İşinizi yapmak için dahi, Zoom benzeri uygulamaları öğrenmeniz şart. Yoksa patronu göremiyorsunuz. Üstelik program için hemen uzman olmak zorundasınız, yoksa canlı yayında tüm bağlantılarınıza “nasıl bir beceriksiz” olduğunuz anında yayınlanır. WhatsApp eliniz kolunuz gibi oldu. Resim göndermeler, engellemeler gırla gidiyor. Instagram zaten işyerlerine döndü. Herkes bir şeyler alıp satıyor. Bir şey alıp satmayan da canlı yayınlar ile her akşam kendi “home tv”sinden yayın yapıyor ki müşteri bulabilsin, işinin devamı gelsin. Dağa kaçayım Covid’ten de teknolojiden de kurtulayım deseniz, dağın yerini dahi navigasyondan bulmak zorundasınız. Öyle bir dünyaya düştük ki aile, çoluk çocuk, yeğen, komşu hatta köşedeki fırıncı Cemal Amca dahi çene altlarında maskeler, ellerinde model model akıllı, akılsız telefonlar ile futuristik japon manga animelerinde sıkışıp kalmış gibi yaşıyor.

Bir yandan da şanslı sayılırız. Covid-19 sadece on, on beş sene önce başa bela olsa, Nokia telefonlarda 165 karakter sms’ler ile haberleşmek zorunda kalacaktık. Eve kapatıldığımızda Netflix yerine briç, pişti, tombala partileri düzenleyecektik. Fakat bu kadar karışık işler ile uğraşmak ta herkesi sağlıklı olarak değiştirmiyor. Dünyadaki en sinir bozucu işleri neler diye bir sıralama yapsak, emin olabilirsiniz ki uzun süren ve fiziksel enerjiye dayalı angarya işler dahi teknik sıkıntıların yanında son sıralarda yer alır. Ama keza bir bilgisayar arızası, bir telefonun rehberinin silinmesi, ya da sevgilinize, patronunuza attığınız yanlış bir mesaj veya e-mail gününüzü cehenneme çevirmeye yeterde artar bile. Tek bir hata tek bir teknik sorun, insanı sakinliğin mavi denizlerinden öfke krizinin engin kırmızılıklarına alır götürür.

Diğer bir ters açıdan ise; teknoloji ile bu kadar içli dışlı olmak bazılarını farklı yönde etkiledi.
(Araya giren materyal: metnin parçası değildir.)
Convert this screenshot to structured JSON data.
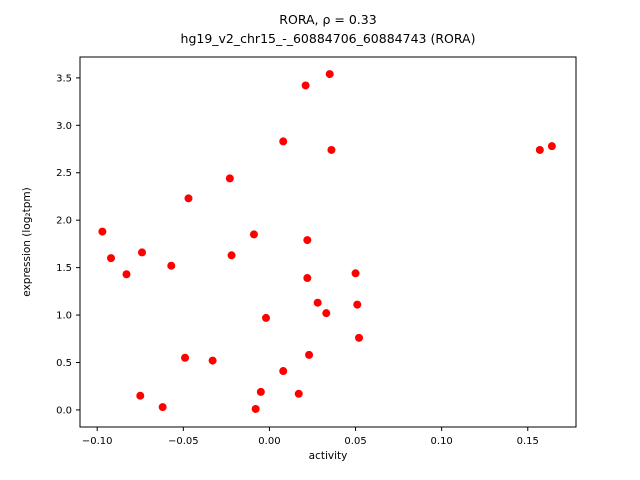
{
  "title": {
    "line1": "RORA, ρ = 0.33",
    "line2": "hg19_v2_chr15_-_60884706_60884743 (RORA)"
  },
  "chart_data": {
    "type": "scatter",
    "title": "RORA, ρ = 0.33",
    "subtitle": "hg19_v2_chr15_-_60884706_60884743 (RORA)",
    "xlabel": "activity",
    "ylabel": "expression (log₂tpm)",
    "xlim": [
      -0.11,
      0.178
    ],
    "ylim": [
      -0.18,
      3.72
    ],
    "grid": false,
    "legend": "none",
    "marker_color": "#ff0000",
    "marker_radius": 4,
    "xticks": {
      "values": [
        -0.1,
        -0.05,
        0.0,
        0.05,
        0.1,
        0.15
      ],
      "labels": [
        "−0.10",
        "−0.05",
        "0.00",
        "0.05",
        "0.10",
        "0.15"
      ]
    },
    "yticks": {
      "values": [
        0.0,
        0.5,
        1.0,
        1.5,
        2.0,
        2.5,
        3.0,
        3.5
      ],
      "labels": [
        "0.0",
        "0.5",
        "1.0",
        "1.5",
        "2.0",
        "2.5",
        "3.0",
        "3.5"
      ]
    },
    "points": [
      [
        -0.097,
        1.88
      ],
      [
        -0.092,
        1.6
      ],
      [
        -0.083,
        1.43
      ],
      [
        -0.074,
        1.66
      ],
      [
        -0.075,
        0.15
      ],
      [
        -0.062,
        0.03
      ],
      [
        -0.057,
        1.52
      ],
      [
        -0.049,
        0.55
      ],
      [
        -0.047,
        2.23
      ],
      [
        -0.033,
        0.52
      ],
      [
        -0.023,
        2.44
      ],
      [
        -0.022,
        1.63
      ],
      [
        -0.009,
        1.85
      ],
      [
        -0.008,
        0.01
      ],
      [
        -0.005,
        0.19
      ],
      [
        -0.002,
        0.97
      ],
      [
        0.008,
        2.83
      ],
      [
        0.008,
        0.41
      ],
      [
        0.017,
        0.17
      ],
      [
        0.021,
        3.42
      ],
      [
        0.022,
        1.79
      ],
      [
        0.022,
        1.39
      ],
      [
        0.023,
        0.58
      ],
      [
        0.028,
        1.13
      ],
      [
        0.035,
        3.54
      ],
      [
        0.036,
        2.74
      ],
      [
        0.033,
        1.02
      ],
      [
        0.05,
        1.44
      ],
      [
        0.051,
        1.11
      ],
      [
        0.052,
        0.76
      ],
      [
        0.157,
        2.74
      ],
      [
        0.164,
        2.78
      ]
    ]
  }
}
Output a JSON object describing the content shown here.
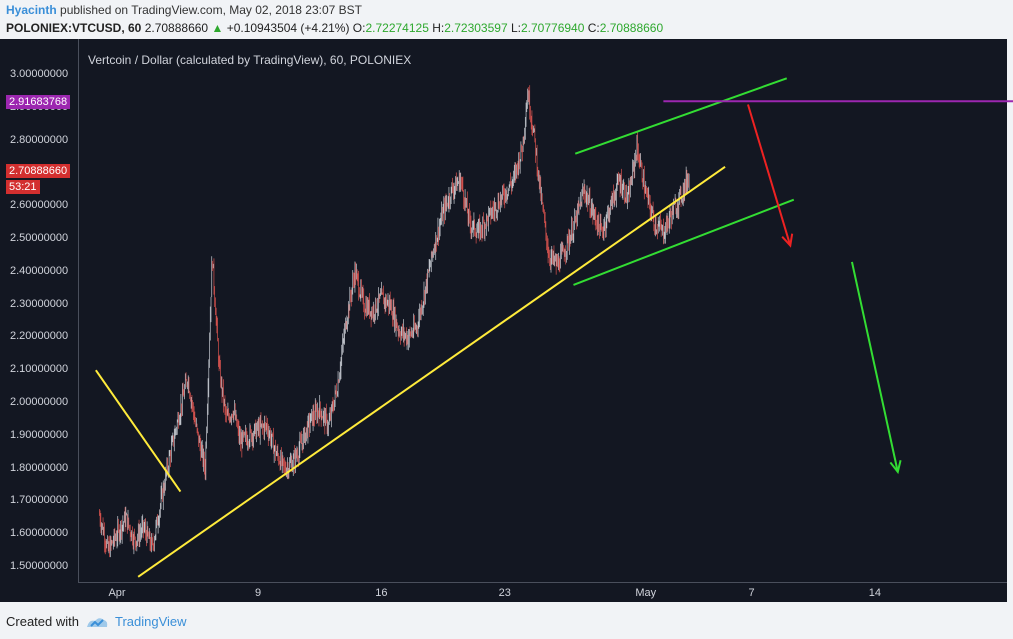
{
  "header": {
    "author": "Hyacinth",
    "published_text": "published on TradingView.com, May 02, 2018 23:07 BST",
    "symbol": "POLONIEX:VTCUSD, 60",
    "last": "2.70888660",
    "change": "+0.10943504 (+4.21%)",
    "o_label": "O:",
    "o": "2.72274125",
    "h_label": "H:",
    "h": "2.72303597",
    "l_label": "L:",
    "l": "2.70776940",
    "c_label": "C:",
    "c": "2.70888660"
  },
  "footer": {
    "created_with": "Created with",
    "brand": "TradingView"
  },
  "tags": {
    "purple_value": "2.91683768",
    "red_value": "2.70888660",
    "countdown": "53:21"
  },
  "chart_data": {
    "type": "candlestick",
    "title": "Vertcoin / Dollar (calculated by TradingView), 60, POLONIEX",
    "y_ticks": [
      "3.00000000",
      "2.90000000",
      "2.80000000",
      "2.70000000",
      "2.60000000",
      "2.50000000",
      "2.40000000",
      "2.30000000",
      "2.20000000",
      "2.10000000",
      "2.00000000",
      "1.90000000",
      "1.80000000",
      "1.70000000",
      "1.60000000",
      "1.50000000"
    ],
    "y_tick_values": [
      3.0,
      2.9,
      2.8,
      2.7,
      2.6,
      2.5,
      2.4,
      2.3,
      2.2,
      2.1,
      2.0,
      1.9,
      1.8,
      1.7,
      1.6,
      1.5
    ],
    "x_ticks": [
      {
        "label": "Apr",
        "day": 1
      },
      {
        "label": "9",
        "day": 9
      },
      {
        "label": "16",
        "day": 16
      },
      {
        "label": "23",
        "day": 23
      },
      {
        "label": "May",
        "day": 31
      },
      {
        "label": "7",
        "day": 37
      },
      {
        "label": "14",
        "day": 44
      }
    ],
    "ylim": [
      1.48,
      3.03
    ],
    "xlim": [
      0.0,
      52.2
    ],
    "price_path": [
      [
        0.0,
        1.66
      ],
      [
        0.5,
        1.55
      ],
      [
        1.0,
        1.6
      ],
      [
        1.5,
        1.65
      ],
      [
        2.0,
        1.58
      ],
      [
        2.5,
        1.62
      ],
      [
        3.0,
        1.56
      ],
      [
        3.5,
        1.7
      ],
      [
        4.0,
        1.84
      ],
      [
        4.5,
        1.96
      ],
      [
        5.0,
        2.08
      ],
      [
        5.5,
        1.92
      ],
      [
        6.0,
        1.8
      ],
      [
        6.4,
        2.45
      ],
      [
        6.8,
        2.1
      ],
      [
        7.2,
        1.95
      ],
      [
        7.6,
        1.98
      ],
      [
        8.0,
        1.88
      ],
      [
        8.5,
        1.9
      ],
      [
        9.0,
        1.92
      ],
      [
        9.5,
        1.93
      ],
      [
        10.0,
        1.85
      ],
      [
        10.5,
        1.8
      ],
      [
        11.0,
        1.82
      ],
      [
        11.5,
        1.88
      ],
      [
        12.0,
        1.95
      ],
      [
        12.5,
        1.98
      ],
      [
        13.0,
        1.93
      ],
      [
        13.5,
        2.05
      ],
      [
        14.0,
        2.25
      ],
      [
        14.5,
        2.4
      ],
      [
        15.0,
        2.3
      ],
      [
        15.5,
        2.28
      ],
      [
        16.0,
        2.32
      ],
      [
        16.5,
        2.3
      ],
      [
        17.0,
        2.22
      ],
      [
        17.5,
        2.2
      ],
      [
        18.0,
        2.23
      ],
      [
        18.5,
        2.35
      ],
      [
        19.0,
        2.48
      ],
      [
        19.5,
        2.58
      ],
      [
        20.0,
        2.65
      ],
      [
        20.5,
        2.68
      ],
      [
        21.0,
        2.55
      ],
      [
        21.5,
        2.52
      ],
      [
        22.0,
        2.56
      ],
      [
        22.5,
        2.6
      ],
      [
        23.0,
        2.64
      ],
      [
        23.5,
        2.68
      ],
      [
        24.0,
        2.78
      ],
      [
        24.3,
        2.95
      ],
      [
        24.7,
        2.8
      ],
      [
        25.0,
        2.65
      ],
      [
        25.5,
        2.45
      ],
      [
        26.0,
        2.42
      ],
      [
        26.5,
        2.48
      ],
      [
        27.0,
        2.55
      ],
      [
        27.5,
        2.65
      ],
      [
        28.0,
        2.58
      ],
      [
        28.5,
        2.52
      ],
      [
        29.0,
        2.6
      ],
      [
        29.5,
        2.68
      ],
      [
        30.0,
        2.62
      ],
      [
        30.5,
        2.78
      ],
      [
        31.0,
        2.64
      ],
      [
        31.5,
        2.55
      ],
      [
        32.0,
        2.52
      ],
      [
        32.5,
        2.58
      ],
      [
        33.0,
        2.63
      ],
      [
        33.5,
        2.7
      ]
    ],
    "drawings": [
      {
        "color": "#ffeb3b",
        "from": [
          -0.2,
          2.1
        ],
        "to": [
          4.6,
          1.73
        ]
      },
      {
        "color": "#ffeb3b",
        "from": [
          2.2,
          1.47
        ],
        "to": [
          35.5,
          2.72
        ]
      },
      {
        "color": "#33dd33",
        "from": [
          27.0,
          2.76
        ],
        "to": [
          39.0,
          2.99
        ]
      },
      {
        "color": "#33dd33",
        "from": [
          26.9,
          2.36
        ],
        "to": [
          39.4,
          2.62
        ]
      },
      {
        "color": "#9c27b0",
        "from": [
          32.0,
          2.92
        ],
        "to": [
          52.2,
          2.92
        ]
      },
      {
        "color": "#ee2222",
        "from": [
          36.8,
          2.91
        ],
        "to": [
          39.2,
          2.48
        ],
        "arrow": true
      },
      {
        "color": "#33dd33",
        "from": [
          42.7,
          2.43
        ],
        "to": [
          45.3,
          1.79
        ],
        "arrow": true
      }
    ]
  }
}
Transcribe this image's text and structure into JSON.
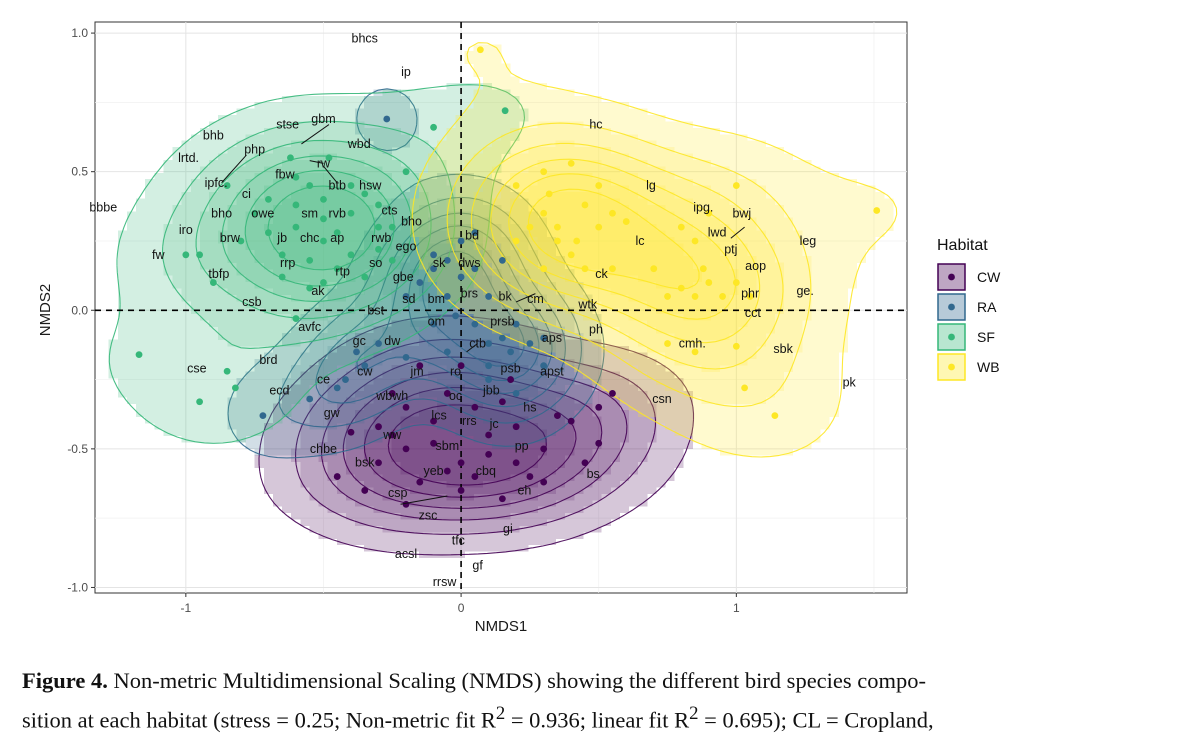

Etrafımız, kendini yeni Elon Musk sanan, teknoloji gurusu olduğunu iddia eden kişilerce dolmaya başladı. Bunun atalarımızdaki karşılığı şuydu; “yarım hekim candan, yarım imam dinden eder.” Birkaç bilgi ile artık teknoloji canavarı olduğunu düşünen özellikle de yaşı ilerlemiş kişiler arasında yayılan bir akım var. Bir maili telefona kurduktan, bir web tasarımını hayata geçirdikten sonra gelen kendilerine inen müthiş özgüven ile etrafına bedava tavsiyeler veren çok kişi ile tanıştınız, tanışacaksınız. Bu yakın çevrenizden olabileceği gibi siz dahi olabilirsiniz. En tehlikelisi de bu. Yarım bilmek insanlardaki narsizmi geliştirdiği gibi bu kişilerin verdikleri tavsiyelerin çoğu da hatalı çıkıyor. Arabanız arızalansa bu kişilerin kendinden yüzde yüz emin tavırları ile verdikleri tavsiyelere inanıp, bir cıvata sıkımı ile halledilecek sorun için tamircilerde günler geçiriyorsunuz. Veya bu kişilere ağzınızdan kaçırıp bir yerinizin ağrıdığını söyleseniz “ben youtube’tan gördüm, kanserdir o” diye tüm gününüz mahvediliyor.

Anladığınız üzere Covid ile beraber asıl beden sağlığımız tehlikede değil. Ruh sağlığımız yoğun ateş altında. Sakin olup, panik atak olmamak asıl başarımız olacak. Pandemi ile beraber artan oranda teknoloji sorunlarınız olacak. Bu sorunlarınızda sakin olup sorunları teker teker çözmeye odaklanmanızı öneriyorum. Öğrenmeye vakit ayırın ama iki video izlediğiniz diye uzman olmayacağınızı da unutmayın. Gün içerisine birkaç teknik sorun koymayın. Olanların da önce kolaylarından çözmeye başlayın. Gün sonuna biraz daha zor olanları koyun. Her bilgiyi yedek alın, bilgisayarın, telefonunuzun kul yapısı olduğunu unutmayın. İşleriniz için görev yerine eğlence terimini kullanın. Sorunları çözdükçe evrenden karma ile daha fazlasının geleceğini hayal edin. Ve sağlığınızın her türlü teknik sorundan, aksilikten önemli olduğunu hiç unutmayın.

Teknoloji ile olan imtihanınızda başarılar ve sağlıklı günler dilerim.